The relationship between telomeres and aging is captivating yet surprisingly intricate. One consistent pattern in human research is that chronic stress, particularly the kind associated with long-term illness or unrelenting sadness and depression, can be a significant contributor to shorter leukocyte telomeres. Maltreatment, severe neglect, and exposure to violence also seem to cut a significant swath through the telomeres.
Using cross-sectional and longitudinal data, researchers have found that higher levels of self-perceived stress correlate with shorter telomeres and more oxidative damage in the blood. They estimate that the most stressed individuals experience 9-17 years of accelerated cell aging.
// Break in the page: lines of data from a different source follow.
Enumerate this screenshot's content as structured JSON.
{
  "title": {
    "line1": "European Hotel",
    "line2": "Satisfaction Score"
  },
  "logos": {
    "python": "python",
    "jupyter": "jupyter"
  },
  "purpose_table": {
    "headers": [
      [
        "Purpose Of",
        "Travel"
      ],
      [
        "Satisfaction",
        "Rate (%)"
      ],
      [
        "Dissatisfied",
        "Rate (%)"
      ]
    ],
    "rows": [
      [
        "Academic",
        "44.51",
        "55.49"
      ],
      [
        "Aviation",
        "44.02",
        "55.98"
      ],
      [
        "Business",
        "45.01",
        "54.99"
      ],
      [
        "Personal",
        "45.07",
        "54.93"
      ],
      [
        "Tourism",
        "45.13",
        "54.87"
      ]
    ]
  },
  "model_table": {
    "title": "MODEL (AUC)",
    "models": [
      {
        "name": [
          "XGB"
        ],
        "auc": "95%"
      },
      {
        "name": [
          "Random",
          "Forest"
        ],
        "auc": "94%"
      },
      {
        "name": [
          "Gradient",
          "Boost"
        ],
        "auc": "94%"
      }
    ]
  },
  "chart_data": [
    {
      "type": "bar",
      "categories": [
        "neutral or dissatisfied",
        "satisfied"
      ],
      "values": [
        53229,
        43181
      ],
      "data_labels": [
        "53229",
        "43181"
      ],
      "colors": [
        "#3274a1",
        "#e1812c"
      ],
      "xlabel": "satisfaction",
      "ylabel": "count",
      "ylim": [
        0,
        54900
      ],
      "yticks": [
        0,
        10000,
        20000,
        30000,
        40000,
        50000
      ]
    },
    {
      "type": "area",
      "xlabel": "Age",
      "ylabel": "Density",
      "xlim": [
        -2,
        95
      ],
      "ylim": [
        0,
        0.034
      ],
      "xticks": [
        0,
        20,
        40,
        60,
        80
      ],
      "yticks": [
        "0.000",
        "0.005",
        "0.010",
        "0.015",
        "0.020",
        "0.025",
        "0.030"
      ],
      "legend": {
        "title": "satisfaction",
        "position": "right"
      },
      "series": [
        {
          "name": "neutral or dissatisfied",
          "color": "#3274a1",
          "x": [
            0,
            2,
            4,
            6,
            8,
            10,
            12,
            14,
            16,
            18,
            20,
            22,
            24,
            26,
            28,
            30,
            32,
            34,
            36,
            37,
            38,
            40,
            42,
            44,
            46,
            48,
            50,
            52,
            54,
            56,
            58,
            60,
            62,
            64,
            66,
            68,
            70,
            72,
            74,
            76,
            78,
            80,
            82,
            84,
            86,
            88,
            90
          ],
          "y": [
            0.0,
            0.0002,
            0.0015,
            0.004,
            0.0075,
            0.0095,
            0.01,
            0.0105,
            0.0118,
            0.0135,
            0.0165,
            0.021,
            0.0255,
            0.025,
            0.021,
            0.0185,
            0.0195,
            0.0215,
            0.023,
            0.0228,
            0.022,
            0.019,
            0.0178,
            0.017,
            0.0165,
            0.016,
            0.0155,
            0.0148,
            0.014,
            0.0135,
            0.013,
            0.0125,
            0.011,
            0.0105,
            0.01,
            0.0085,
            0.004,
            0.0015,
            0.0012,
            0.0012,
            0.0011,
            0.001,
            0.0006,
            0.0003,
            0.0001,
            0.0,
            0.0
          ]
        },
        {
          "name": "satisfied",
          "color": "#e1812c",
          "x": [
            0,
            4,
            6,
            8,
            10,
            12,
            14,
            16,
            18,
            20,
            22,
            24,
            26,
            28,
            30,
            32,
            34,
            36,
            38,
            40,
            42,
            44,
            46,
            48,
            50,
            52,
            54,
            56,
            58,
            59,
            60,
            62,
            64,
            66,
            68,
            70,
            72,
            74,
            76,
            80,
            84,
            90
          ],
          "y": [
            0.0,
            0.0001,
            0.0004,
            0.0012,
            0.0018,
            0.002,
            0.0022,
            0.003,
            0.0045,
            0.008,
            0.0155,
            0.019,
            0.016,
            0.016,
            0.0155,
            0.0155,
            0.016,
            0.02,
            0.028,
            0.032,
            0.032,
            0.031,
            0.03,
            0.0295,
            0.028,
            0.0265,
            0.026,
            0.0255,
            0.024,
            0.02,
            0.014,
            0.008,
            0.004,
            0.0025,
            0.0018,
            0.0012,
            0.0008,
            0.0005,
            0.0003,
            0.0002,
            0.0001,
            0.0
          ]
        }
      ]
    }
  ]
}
This is likely due to the complex interplay of glucocorticoid effects, mitochondrial oxidative damage, and inflammation that underlie short telomeres. Researchers are investigating the possibility that a longitudinal lifestyle stress buffer counteracts some of these adverse effects. For example, work by an assistant professor at UCSF suggests that moderate and intense exercise might reduce the relationship between stress and leukocyte telomere length in young adults.
Telomeres are protective caps located at the ends of our chromosomes. With each cell division, the telomeres become slightly shorter. Once they reach a certain length, the cell stops dividing or dies, called cellular senescence or biological aging.
To avoid this shortening, our bodies have an enzyme called telomerase that adds small sequences of the DNA repeat TAG to the ends of each strand of chromosomes each time the cell divides. However, this enzyme is only active in certain types of cells, including germ cells (which produce sperm and eggs) and some adult stem cells. Cells with no telomerase quickly become senescent and die, causing us to age more rapidly.
Fortunately, research suggests that exercise can increase telomerase activity and telomere length. A study published in 2021 found that endurance exercises such as brisk walking and running and resistance exercises such as weight training can keep telomeres longer and delay cellular senescence.
Numerous studies have investigated the correlation between inadequate sleep quality and telomere length. However, due to the correlational research design of these studies, causality cannot be inferred.
In one study, researchers found that individuals with a late chronotype tend to fall asleep later in the evening. The Wolves among us had significantly shorter telomeres over six years than those with an early chronotype.
It’s important to consider that the experiment conducted in the study lacked control, and the sample size was small, which may limit the reliability of the findings. For this reason, it’s essential to conduct further research with prospective designs, adequate sampling timeframes, and matched controls to ensure the results are valid and generalizable to a larger population.
Moreover, it would be beneficial to test psychological sleep interventions against telomere measurement, as this would allow us to understand whether improving sleep quality could slow cellular aging. It would require a more comprehensive study with a larger sample size, which would provide more accurate and reliable results.